Fósseis de 850 mil anos revelam que adultos e crianças eram processados como animais em uma caverna espanhola

Fósseis de 850 mil anos revelam que adultos e crianças eram processados como animais em uma caverna espanhola
Fósseis de 850 mil anos revelam que adultos e crianças eram processados como animais em uma caverna espanhola

Há 850 mil anos, uma caverna no norte da Espanha foi palco de um comportamento que ainda intriga a ciência. Fósseis encontrados em Gran Dolina indicam que o Homo antecessor processava corpos de outros indivíduos como fazia com animais, e novas descobertas mostram que adultos e crianças estavam entre as vítimas.

Durante a temporada de escavações de 2026, pesquisadores recuperaram 24 novos fósseis humanos na camada TD6.2 do sítio de Gran Dolina, integrante do complexo arqueológico de Atapuerca. O conjunto inclui dentes e fragmentos do crânio, da coluna, dos braços e das pernas de diferentes indivíduos.

Alguns ossos apresentam marcas produzidas por ferramentas de pedra, interpretadas como sinais de retirada de tecidos e processamento dos corpos. A descoberta elevou para pelo menos 13 o número de indivíduos identificados nessa camada, sendo aproximadamente metade deles adultos.

A conclusão não depende de uma única marca. Os arqueólogos compararam os fósseis humanos com ossos de veados, cavalos e outros animais encontrados no mesmo contexto.
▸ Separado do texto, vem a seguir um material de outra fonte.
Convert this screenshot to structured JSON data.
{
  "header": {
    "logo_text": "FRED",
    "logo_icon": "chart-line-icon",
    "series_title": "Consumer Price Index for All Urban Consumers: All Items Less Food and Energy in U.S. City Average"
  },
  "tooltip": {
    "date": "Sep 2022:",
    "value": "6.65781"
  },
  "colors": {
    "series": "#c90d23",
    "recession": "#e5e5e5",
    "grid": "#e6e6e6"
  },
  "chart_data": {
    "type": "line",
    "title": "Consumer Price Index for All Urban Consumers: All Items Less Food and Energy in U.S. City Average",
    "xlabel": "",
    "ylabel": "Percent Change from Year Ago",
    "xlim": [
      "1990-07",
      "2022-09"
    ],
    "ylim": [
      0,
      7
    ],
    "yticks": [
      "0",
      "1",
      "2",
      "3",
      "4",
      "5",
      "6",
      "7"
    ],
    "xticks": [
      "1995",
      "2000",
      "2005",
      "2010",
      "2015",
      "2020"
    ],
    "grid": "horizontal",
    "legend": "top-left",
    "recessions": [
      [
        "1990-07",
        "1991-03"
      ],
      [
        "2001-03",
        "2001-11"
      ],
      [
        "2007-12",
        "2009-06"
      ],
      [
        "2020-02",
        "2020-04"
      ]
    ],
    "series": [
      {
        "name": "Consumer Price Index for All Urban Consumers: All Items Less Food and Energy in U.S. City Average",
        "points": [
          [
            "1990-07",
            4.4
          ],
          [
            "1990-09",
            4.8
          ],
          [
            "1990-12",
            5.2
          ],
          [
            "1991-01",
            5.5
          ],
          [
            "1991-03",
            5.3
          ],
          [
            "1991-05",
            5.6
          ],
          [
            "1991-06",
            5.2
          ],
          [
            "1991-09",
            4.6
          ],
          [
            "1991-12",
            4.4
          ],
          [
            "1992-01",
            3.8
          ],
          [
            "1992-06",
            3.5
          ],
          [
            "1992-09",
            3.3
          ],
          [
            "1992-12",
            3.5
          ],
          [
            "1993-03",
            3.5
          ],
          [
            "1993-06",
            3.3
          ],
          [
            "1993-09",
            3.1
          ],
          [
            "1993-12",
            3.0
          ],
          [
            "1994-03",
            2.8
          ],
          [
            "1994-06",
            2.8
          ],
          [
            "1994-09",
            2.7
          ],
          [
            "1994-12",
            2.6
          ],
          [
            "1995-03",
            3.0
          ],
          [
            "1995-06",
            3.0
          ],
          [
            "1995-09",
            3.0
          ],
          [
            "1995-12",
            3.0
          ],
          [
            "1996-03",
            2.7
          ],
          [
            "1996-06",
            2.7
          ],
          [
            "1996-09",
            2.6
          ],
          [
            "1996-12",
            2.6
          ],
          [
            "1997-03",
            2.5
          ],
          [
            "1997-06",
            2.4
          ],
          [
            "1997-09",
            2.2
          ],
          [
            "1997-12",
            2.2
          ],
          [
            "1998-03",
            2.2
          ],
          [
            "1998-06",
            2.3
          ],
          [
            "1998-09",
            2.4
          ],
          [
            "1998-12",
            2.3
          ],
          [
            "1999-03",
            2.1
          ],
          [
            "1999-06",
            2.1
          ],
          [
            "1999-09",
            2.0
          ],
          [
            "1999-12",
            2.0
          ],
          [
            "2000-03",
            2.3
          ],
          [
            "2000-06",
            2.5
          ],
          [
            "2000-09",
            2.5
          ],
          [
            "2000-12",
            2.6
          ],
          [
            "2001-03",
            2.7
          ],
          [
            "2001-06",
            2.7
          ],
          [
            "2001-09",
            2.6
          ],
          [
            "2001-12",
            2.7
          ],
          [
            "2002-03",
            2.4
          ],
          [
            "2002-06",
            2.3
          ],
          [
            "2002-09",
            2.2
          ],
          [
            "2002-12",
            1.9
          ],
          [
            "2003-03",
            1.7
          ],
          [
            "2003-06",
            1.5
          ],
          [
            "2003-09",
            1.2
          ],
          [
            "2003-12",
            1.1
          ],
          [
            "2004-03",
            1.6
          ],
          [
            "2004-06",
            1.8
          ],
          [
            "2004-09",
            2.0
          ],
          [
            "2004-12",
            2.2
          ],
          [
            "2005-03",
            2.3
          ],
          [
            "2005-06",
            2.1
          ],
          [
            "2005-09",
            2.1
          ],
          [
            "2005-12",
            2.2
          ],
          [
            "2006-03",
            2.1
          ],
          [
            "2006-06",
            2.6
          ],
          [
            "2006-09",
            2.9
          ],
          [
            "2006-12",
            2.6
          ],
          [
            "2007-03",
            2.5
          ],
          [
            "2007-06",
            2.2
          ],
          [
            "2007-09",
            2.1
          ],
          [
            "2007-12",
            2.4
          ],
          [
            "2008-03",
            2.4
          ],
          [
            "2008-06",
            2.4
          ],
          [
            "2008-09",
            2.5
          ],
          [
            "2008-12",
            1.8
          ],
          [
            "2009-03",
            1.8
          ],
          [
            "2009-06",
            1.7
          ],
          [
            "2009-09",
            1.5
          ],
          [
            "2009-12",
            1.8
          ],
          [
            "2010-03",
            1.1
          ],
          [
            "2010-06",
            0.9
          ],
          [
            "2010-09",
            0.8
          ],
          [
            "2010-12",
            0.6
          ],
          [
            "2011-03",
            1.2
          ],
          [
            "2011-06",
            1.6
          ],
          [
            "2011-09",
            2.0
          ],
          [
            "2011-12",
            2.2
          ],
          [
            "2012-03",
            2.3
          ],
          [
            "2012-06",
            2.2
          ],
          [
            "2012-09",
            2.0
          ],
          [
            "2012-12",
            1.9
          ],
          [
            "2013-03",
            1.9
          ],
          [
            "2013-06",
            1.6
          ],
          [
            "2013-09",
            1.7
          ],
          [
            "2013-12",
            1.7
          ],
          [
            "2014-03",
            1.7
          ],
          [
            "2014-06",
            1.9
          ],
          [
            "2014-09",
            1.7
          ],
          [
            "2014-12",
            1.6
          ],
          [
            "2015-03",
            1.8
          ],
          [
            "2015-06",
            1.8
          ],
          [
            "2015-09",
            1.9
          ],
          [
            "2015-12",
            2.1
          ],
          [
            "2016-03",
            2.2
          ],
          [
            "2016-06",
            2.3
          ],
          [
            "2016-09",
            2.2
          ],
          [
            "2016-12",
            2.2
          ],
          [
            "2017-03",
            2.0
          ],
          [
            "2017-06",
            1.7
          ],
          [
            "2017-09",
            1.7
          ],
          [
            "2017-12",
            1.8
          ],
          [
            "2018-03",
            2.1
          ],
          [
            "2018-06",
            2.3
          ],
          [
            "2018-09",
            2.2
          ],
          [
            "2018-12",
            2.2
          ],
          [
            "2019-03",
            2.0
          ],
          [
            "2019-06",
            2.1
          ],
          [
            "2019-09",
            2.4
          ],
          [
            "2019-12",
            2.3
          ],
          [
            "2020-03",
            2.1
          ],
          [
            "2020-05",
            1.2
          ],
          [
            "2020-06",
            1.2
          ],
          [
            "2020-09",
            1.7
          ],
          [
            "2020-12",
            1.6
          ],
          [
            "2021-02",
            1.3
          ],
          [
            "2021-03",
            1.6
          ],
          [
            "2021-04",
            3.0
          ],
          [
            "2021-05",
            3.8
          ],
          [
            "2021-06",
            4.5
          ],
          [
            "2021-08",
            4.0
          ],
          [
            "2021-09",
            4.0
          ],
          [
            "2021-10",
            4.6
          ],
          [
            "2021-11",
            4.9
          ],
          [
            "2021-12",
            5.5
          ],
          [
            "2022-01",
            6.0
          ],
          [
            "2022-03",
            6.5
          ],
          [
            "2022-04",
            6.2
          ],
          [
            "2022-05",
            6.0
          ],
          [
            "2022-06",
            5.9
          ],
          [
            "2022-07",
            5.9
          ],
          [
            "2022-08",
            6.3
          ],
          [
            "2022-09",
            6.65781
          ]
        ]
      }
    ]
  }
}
Ambos exibem padrões semelhantes de cortes, fraturas e aproveitamento, indicando que foram processados com técnicas parecidas.

Um estudo publicado em 1999 no Journal of Human Evolution apresentou as primeiras evidências do comportamento em Gran Dolina. Pesquisas posteriores também identificaram possíveis marcas de mordidas humanas, consideradas um forte indício de que partes dos corpos foram efetivamente consumidas.

As descobertas anteriores eram formadas principalmente por restos de bebês, crianças e adolescentes. Um estudo publicado em 2010 na revista Current Anthropology sugeriu que indivíduos jovens poderiam ter sido escolhidos por oferecerem menor risco durante confrontos entre grupos rivais.

A inclusão de mais adultos enfraquece a ideia de que apenas os mais vulneráveis eram selecionados. Segundo a antropóloga Palmira Saladié, do IPHES, os novos vestígios demonstram que a prática abrangia diferentes idades e exigirá uma revisão das hipóteses sobre a escolha das vítimas.

Uma pesquisa publicada em 2012 no Journal of Human Evolution propôs que grupos rivais poderiam ter sido atacados e consumidos como parte de uma estratégia territorial. Já o trabalho de 2010 classificou o comportamento como nutricional e repetido, em vez de uma reação isolada provocada apenas pela fome.